I shouldn’t have worried. Sugar Daddy has everything I adore in Lisa’s novels: characters that leap off the page, emotion, warmth, charm, and an addictive story line. She adds something new in this novel: Texas, a place she knows and loves. The sense of place and how it affects the people who live there is a powerful addition to an already great story.
Sugar Daddy is not a romance in the classic definition of the word. It begins when the heroine Liberty Jones is barely a teenager. Her father’s dead and her mother has just moved the two of them to a dismal trailer park in Welcome, Texas. Here Liberty meets Hardy Cates, a troubled young man who becomes her idol. Hardy is smart enough to know that he needs to get out of Welcome or he’ll be sucked into the same downward spiral his father was. So despite his love for her, he leaves Liberty behind.
Liberty is a heroine you root for all the way out of the trailer park, through beauty school and on to her strange new life as assistant to billionaire Churchill Travis. Through it all, Liberty cares for her baby sister Carrington and never forgets Hardy. That is, until she meets Churchill’s eldest son Gage. Then her loyalties are divided to the breaking point.

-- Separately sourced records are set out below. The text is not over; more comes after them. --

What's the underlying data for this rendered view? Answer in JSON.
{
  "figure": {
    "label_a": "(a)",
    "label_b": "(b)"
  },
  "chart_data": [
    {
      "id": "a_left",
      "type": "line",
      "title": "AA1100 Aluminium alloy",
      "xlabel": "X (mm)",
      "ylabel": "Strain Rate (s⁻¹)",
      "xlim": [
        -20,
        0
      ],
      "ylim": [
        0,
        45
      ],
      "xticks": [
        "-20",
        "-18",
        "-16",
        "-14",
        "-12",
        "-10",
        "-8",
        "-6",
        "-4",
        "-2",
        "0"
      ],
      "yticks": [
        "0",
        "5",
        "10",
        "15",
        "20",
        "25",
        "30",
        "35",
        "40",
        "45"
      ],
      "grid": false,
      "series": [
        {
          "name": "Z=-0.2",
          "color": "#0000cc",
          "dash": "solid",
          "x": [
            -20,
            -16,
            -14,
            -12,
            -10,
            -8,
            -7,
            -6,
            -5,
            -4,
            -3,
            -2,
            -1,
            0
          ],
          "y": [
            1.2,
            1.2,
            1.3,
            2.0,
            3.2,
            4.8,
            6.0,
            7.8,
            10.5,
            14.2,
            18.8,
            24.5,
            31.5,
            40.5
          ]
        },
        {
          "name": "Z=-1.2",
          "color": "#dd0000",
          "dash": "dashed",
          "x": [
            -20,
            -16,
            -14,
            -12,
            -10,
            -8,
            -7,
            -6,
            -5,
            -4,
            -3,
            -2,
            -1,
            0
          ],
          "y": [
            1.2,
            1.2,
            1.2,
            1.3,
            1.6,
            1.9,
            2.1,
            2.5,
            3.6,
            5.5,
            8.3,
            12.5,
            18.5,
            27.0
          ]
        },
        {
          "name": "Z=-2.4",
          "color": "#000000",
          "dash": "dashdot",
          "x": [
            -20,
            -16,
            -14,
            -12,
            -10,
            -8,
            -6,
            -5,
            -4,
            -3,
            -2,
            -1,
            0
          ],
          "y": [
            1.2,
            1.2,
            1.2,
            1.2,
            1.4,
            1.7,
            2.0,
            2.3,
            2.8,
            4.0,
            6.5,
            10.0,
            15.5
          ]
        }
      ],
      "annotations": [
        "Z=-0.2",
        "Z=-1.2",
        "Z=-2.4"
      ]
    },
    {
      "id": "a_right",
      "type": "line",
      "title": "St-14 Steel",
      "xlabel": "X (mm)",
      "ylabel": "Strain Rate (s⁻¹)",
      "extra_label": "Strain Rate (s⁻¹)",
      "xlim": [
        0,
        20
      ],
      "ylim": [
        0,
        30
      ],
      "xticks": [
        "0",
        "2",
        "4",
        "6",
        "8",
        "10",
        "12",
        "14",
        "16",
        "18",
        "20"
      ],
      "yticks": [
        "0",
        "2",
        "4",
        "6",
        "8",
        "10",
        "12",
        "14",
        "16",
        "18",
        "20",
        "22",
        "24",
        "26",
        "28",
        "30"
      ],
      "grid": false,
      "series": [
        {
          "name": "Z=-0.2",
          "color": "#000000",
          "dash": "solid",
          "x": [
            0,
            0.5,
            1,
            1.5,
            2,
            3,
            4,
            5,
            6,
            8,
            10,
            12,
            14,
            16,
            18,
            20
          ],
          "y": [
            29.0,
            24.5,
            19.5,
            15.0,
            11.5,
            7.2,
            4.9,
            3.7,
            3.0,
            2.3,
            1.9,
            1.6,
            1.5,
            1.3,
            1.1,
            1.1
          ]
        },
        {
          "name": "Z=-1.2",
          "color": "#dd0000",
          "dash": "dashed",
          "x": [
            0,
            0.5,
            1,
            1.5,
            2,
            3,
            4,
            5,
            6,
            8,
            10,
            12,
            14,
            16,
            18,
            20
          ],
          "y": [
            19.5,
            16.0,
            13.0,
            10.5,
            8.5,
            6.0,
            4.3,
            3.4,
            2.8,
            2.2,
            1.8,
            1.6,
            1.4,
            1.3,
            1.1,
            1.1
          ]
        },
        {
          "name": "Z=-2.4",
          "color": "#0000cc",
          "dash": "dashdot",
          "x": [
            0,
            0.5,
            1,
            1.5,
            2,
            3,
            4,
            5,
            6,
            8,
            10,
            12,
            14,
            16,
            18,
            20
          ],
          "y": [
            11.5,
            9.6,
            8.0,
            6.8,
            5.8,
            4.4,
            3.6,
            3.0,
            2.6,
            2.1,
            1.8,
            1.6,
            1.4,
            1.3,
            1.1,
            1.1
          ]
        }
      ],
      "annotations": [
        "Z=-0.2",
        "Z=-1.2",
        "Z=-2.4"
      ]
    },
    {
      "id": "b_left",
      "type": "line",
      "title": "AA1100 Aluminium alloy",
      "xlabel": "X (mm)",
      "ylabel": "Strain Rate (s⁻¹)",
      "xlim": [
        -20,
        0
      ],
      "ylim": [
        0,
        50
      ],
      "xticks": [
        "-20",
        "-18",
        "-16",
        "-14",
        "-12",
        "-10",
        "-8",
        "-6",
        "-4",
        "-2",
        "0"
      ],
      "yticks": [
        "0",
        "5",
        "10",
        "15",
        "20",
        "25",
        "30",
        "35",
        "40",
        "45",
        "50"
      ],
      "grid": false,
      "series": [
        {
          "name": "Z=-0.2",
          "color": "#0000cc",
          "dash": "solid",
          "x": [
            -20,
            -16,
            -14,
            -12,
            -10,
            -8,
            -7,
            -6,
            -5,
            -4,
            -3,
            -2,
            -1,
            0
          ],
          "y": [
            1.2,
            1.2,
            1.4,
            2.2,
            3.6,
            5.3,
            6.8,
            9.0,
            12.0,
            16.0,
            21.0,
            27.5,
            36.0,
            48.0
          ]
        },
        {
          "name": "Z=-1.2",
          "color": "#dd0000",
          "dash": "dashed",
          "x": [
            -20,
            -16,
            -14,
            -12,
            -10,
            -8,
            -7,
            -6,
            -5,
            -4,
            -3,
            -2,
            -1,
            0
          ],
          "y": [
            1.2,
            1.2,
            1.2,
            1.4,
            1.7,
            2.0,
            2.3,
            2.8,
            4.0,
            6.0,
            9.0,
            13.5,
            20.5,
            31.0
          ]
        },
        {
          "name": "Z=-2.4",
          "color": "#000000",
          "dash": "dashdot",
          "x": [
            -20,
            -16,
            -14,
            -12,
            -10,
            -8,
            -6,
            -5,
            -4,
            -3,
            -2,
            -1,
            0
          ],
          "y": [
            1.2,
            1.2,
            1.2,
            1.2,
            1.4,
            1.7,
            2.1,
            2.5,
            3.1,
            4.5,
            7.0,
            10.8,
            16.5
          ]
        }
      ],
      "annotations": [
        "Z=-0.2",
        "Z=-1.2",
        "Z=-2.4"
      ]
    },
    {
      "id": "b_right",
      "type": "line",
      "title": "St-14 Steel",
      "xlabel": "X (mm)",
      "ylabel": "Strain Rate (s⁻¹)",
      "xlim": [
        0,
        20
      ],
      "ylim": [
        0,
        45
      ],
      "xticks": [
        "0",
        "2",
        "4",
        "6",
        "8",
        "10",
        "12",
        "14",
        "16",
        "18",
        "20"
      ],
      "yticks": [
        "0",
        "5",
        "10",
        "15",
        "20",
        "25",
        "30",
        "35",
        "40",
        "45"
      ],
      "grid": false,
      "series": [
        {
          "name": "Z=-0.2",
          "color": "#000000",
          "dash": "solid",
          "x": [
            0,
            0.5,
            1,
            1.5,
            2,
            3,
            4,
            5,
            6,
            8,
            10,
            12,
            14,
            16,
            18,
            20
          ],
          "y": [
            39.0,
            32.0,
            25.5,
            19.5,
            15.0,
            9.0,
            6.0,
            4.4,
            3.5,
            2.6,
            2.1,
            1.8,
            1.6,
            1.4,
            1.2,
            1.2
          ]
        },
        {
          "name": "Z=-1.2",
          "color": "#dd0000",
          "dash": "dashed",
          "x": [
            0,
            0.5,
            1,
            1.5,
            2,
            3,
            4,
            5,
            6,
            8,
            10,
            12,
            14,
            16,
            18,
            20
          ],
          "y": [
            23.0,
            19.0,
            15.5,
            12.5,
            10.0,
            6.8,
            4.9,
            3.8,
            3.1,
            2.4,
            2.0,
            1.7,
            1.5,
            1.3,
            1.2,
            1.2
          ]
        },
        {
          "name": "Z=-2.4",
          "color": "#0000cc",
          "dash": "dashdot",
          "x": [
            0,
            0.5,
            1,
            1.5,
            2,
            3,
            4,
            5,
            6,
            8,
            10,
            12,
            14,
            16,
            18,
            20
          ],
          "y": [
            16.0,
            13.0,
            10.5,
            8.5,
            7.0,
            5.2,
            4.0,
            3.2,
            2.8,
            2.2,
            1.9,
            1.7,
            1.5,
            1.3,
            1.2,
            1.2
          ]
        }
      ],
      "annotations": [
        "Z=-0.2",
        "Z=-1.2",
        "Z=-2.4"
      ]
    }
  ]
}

Liberty’s voice carries the book: she’s smart, funny, spunky and a shrewd observer of her fellow human beings. Comments like “Hair is serious business in Houston” make you howl. Her down-to-earth common sense gets her through many a tricky situation. She’s someone you want to spend a lot of time with and yet you find yourself racing to the end of her story because it’s such a great ride.
So, fear not, Lisa Kleypas is as great in the 21st century as she is in the 19th!
What other great books are folks reading these days? Now that I've finished Sugar Daddy I need another good read.